La promotion de l'Etat de droit aux niveaux national et international s'inscrit au coeur de la mission de l'organisation des Nations Unies. Il est indispensable de respecter l'Etat de droit si l'on veut instaurer une paix durable au sortir d'un conflit, assurée efficacement la protection des droits de l'homme et réaliser les progrès économiques soutenus et le développement. C'est pourquoi les Nations Unies ont déclaré 2012, année de l'Etat de droit. Or, au sahel, il existe des obstacles à l'affirmation de l'autorité de l'Etat (1) et une faible garantie des droits humains (2).

1- Les obstacles à l'affirmation de l'autorité de l'Etat de droit

L'Etat de droit est un système institutionnel dans lequel toutes les personnes morales (publiques ou privées) et physiques sont soumises à la règle de droit. Pour avoir une portée pratique, le principe de l'Etat de droit suppose l'existence de juridictions indépendantes, compétentes pour trancher les conflits entre les différentes personnes juridiques en appliquant à la fois le principe de légalité, qui découle de l'existence de la hiérarchie des normes, et le principe d'égalité, qui s'oppose à tout traitement différencié des personnes juridiques.
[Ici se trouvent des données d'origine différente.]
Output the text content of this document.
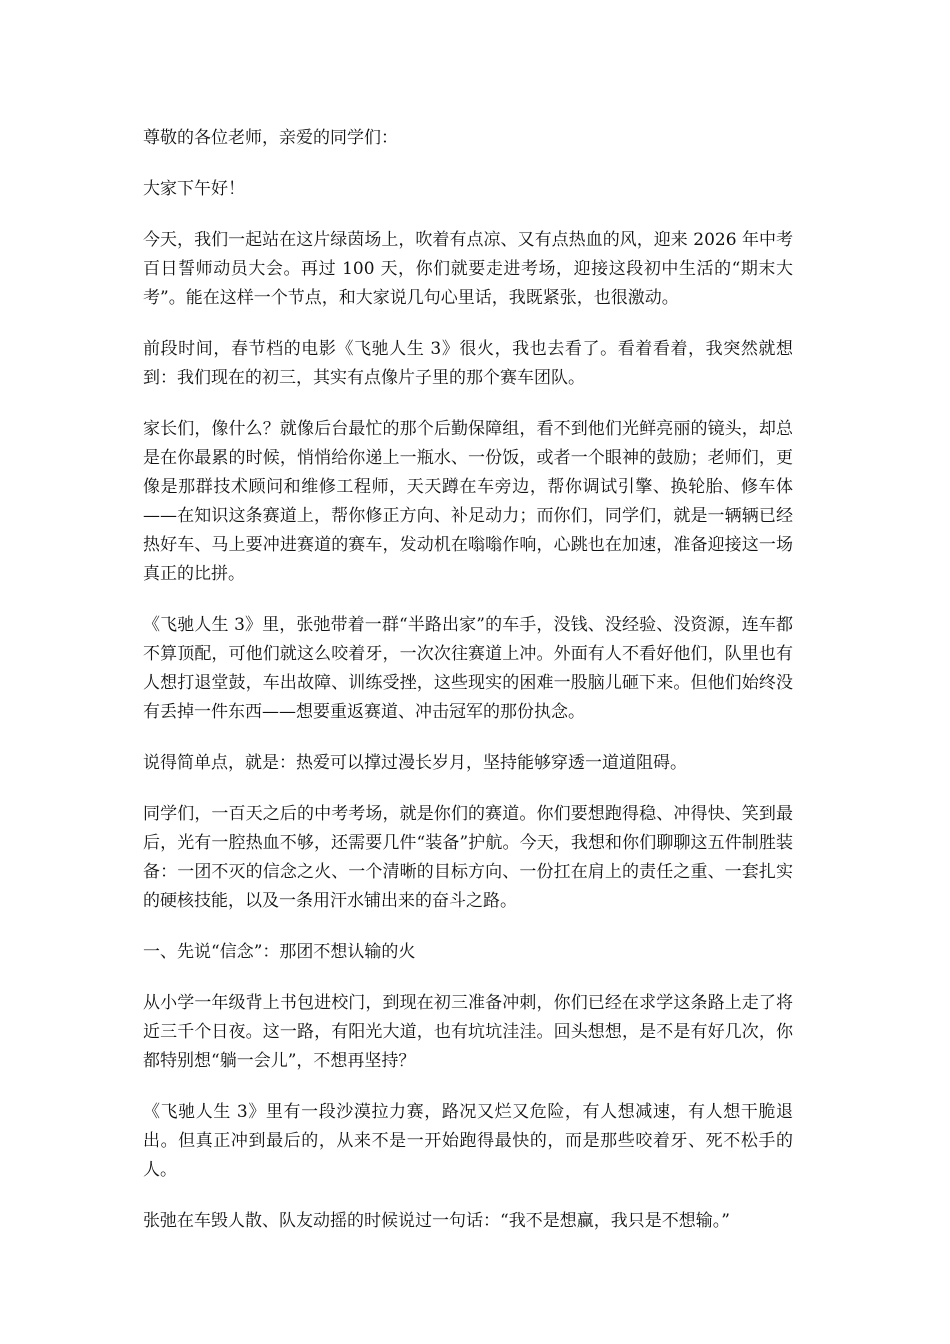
尊敬的各位老师，亲爱的同学们：

大家下午好！

今天，我们一起站在这片绿茵场上，吹着有点凉、又有点热血的风，迎来 2026 年中考百日誓师动员大会。再过 100 天，你们就要走进考场，迎接这段初中生活的“期末大考”。能在这样一个节点，和大家说几句心里话，我既紧张，也很激动。

前段时间，春节档的电影《飞驰人生 3》很火，我也去看了。看着看着，我突然就想到：我们现在的初三，其实有点像片子里的那个赛车团队。

家长们，像什么？就像后台最忙的那个后勤保障组，看不到他们光鲜亮丽的镜头，却总是在你最累的时候，悄悄给你递上一瓶水、一份饭，或者一个眼神的鼓励；老师们，更像是那群技术顾问和维修工程师，天天蹲在车旁边，帮你调试引擎、换轮胎、修车体——在知识这条赛道上，帮你修正方向、补足动力；而你们，同学们，就是一辆辆已经热好车、马上要冲进赛道的赛车，发动机在嗡嗡作响，心跳也在加速，准备迎接这一场真正的比拼。

《飞驰人生 3》里，张弛带着一群“半路出家”的车手，没钱、没经验、没资源，连车都不算顶配，可他们就这么咬着牙，一次次往赛道上冲。外面有人不看好他们，队里也有人想打退堂鼓，车出故障、训练受挫，这些现实的困难一股脑儿砸下来。但他们始终没有丢掉一件东西——想要重返赛道、冲击冠军的那份执念。

说得简单点，就是：热爱可以撑过漫长岁月，坚持能够穿透一道道阻碍。

同学们，一百天之后的中考考场，就是你们的赛道。你们要想跑得稳、冲得快、笑到最后，光有一腔热血不够，还需要几件“装备”护航。今天，我想和你们聊聊这五件制胜装备：一团不灭的信念之火、一个清晰的目标方向、一份扛在肩上的责任之重、一套扎实的硬核技能，以及一条用汗水铺出来的奋斗之路。

一、先说“信念”：那团不想认输的火

从小学一年级背上书包进校门，到现在初三准备冲刺，你们已经在求学这条路上走了将近三千个日夜。这一路，有阳光大道，也有坑坑洼洼。回头想想，是不是有好几次，你都特别想“躺一会儿”，不想再坚持？

《飞驰人生 3》里有一段沙漠拉力赛，路况又烂又危险，有人想减速，有人想干脆退出。但真正冲到最后的，从来不是一开始跑得最快的，而是那些咬着牙、死不松手的人。

张弛在车毁人散、队友动摇的时候说过一句话：“我不是想赢，我只是不想输。”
Dans un Etat de droit, l'Etat dont la fonction de régulation doit être affirmée et légitimée, s'applique à respecter les droits humains.

Dans le sahel ou du moins dans certains Etats du sahel, l'insuffisance des ressources humaines et matérielles empêche les services publics de fournir des prestations de qualité, d'être proche du citoyen et de lui réserver un accueil satisfaisant. Les ressources humaines et matérielles de l'Etat sont en deçà de ce que celui-ci devrait mettre en oeuvre pour un meilleur fonctionnement des institutions républicaines. Le personnel de l'administration publique est en nombre insuffisant car, nombreux sont ceux-là qui ne souhaite pas rejoindre le Nord. En effet, dans la mentalité de l'agent et même de l'administration centrale, être affecté au Nord équivaut à une sanction disciplinaire. Les agents en poste dans les régions du Nord du sahel doivent faire face à des conditions climatiques difficiles, au manque de moyens, et sans aucun avantage en retour. En outre, ils éprouvent un complexe d'infériorité par rapport à leurs homologues du Sud qui semblent nettement mieux équipés. Les principaux défis en matière de ressources humaines et matérielles sont la construction de routes et /ou leur entretien, la dotation des services en véhicules automobiles adaptées, l'affectation d'un personnel suffisant et adapté, et la création des services compétents pour chaque administration.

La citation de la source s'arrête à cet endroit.